It has been a little more than two years since the United States Supreme Court upheld the constitutionality of the Patient Protection and Affordable Care Act (PPACA). Since that historic decision, hospitals have felt the pinch thanks to performance-based penalties levied by the federal government.
Regulations are stricter, penalties continue to increase and hospital administrators are facing shrinking bottom lines. Medical professionals are taxed and the general public is living an unhealthy lifestyle. Obesity is becoming an epidemic, creating more patients in an all ready crowded space.
The solution is not admitting patients to the hospital, fixing them and sending them back into the world. The key is patient engagement and education.
Sequence Health is transforming the patient experience. When hospitals team with us, they are in constant contact with the patient. Hospitals are engaged with the patient and manage the patient throughout the hospital stay and remain in contact after the patient goes home.
Patients get the care they deserve, and hospitals avoid costly penalties created by the healthcare law.
When PPACA came into existence, the Centers for Medicare & Medicaid Services (CMS) set guidelines regarding excessive readmissions of Medicare patients within 30 days of being discharged from the hospital. It was called the Hospital Readmissions Reduction program and reduced Medicare payments for excess readmissions beginning Oct. 1, 2012.
According to a report from Kaiser Health News, in the first year of the mandate, 2,211 hospitals lost payments because of excess readmissions in 2013. Kaiser reported a total of $280 million was lost due to CMS penalties. Specifically the report found 278 hospitals lost 1 percent of their base Medicare payments, then the maximum allowed by the healthcare law. Nearly two thousand hospitals lost a percentage of 1 percent of their base Medicare payments in the first year of the law.
Last year, nearly 18 percent of Medicare patients, who had been hospitalized, were readmitted within a month. Roughly 2 million patients return a year, costing Medicare $26 billion. Officials estimate $17 billion of the cost comes from potentially avoidable readmissions.
Federal records released on Oct. 8 showed Medicare is fining a record number of hospitals – 2,610 – for having too many patients return within a month for additional treatments. Even though the nation’s readmission rate is dropping, Medicare’s average fines will be higher, with 39 hospitals receiving the largest penalty allowed, including the nation’s oldest hospital, Pennsylvania Hospital in Philadelphia.
Under the new fines, three-quarters of hospitals subject to the Hospital Readmissions Reduction Program are being penalized. From Oct. 1 through next Sept. 30, they will receive lower payments for every Medicare patient stay — not just for those patients who are readmitted. Over the course of the year, the fines will total about $428 million, Medicare estimates.
The healthcare law was designed to improve healthcare in America and increase access to get affordable healthcare for patients. The levied penalties were designed to curb rising medical costs and encourage hospitals to improve performance and manage expenses more efficiently by preventing patient readmissions.

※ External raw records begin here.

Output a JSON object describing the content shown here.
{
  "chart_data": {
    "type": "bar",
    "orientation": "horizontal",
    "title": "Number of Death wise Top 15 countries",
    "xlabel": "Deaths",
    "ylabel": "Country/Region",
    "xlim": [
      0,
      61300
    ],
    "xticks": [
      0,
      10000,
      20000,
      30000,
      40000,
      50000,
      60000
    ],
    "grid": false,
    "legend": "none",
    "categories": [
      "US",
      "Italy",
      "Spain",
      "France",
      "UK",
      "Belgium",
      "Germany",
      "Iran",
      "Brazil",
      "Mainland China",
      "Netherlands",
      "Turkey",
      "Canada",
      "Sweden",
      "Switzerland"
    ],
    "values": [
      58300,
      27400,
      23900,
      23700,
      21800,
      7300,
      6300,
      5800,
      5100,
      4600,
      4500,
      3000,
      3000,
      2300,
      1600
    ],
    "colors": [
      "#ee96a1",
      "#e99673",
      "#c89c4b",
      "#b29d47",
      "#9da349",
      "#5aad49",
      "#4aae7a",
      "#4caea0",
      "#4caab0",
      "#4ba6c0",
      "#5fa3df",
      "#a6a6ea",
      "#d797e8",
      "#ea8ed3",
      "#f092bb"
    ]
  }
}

Clearly the fines aren’t working.
However, what does work is patient education and maintaining a relationship with the patient from initial contact and patient intake to post-procedure care, hospital discharge, follow-up visits and other outreach efforts.
When a patient was discharged, hospitals offered paper instructions and reminded the patient to follow up with his or her doctor in a couple of weeks. It is no wonder readmissions are costing hospitals millions.
Teaming with Sequence Health, hospitals offer more than a piece of paper and well wishes. Patients gain access to ongoing patient education, health and wellness coaches, preventive reminders and care coordinators who remind the patient of follow-up doctor visits.
Hospitals are learning the hard way – financial penalties – care doesn’t end when the patient leaves the hospital. More active efforts are required and Sequence Health can meet those requirements. With our help, patients avoid readmission and the hospitals avoid financial penalties. It’s a win-win situation.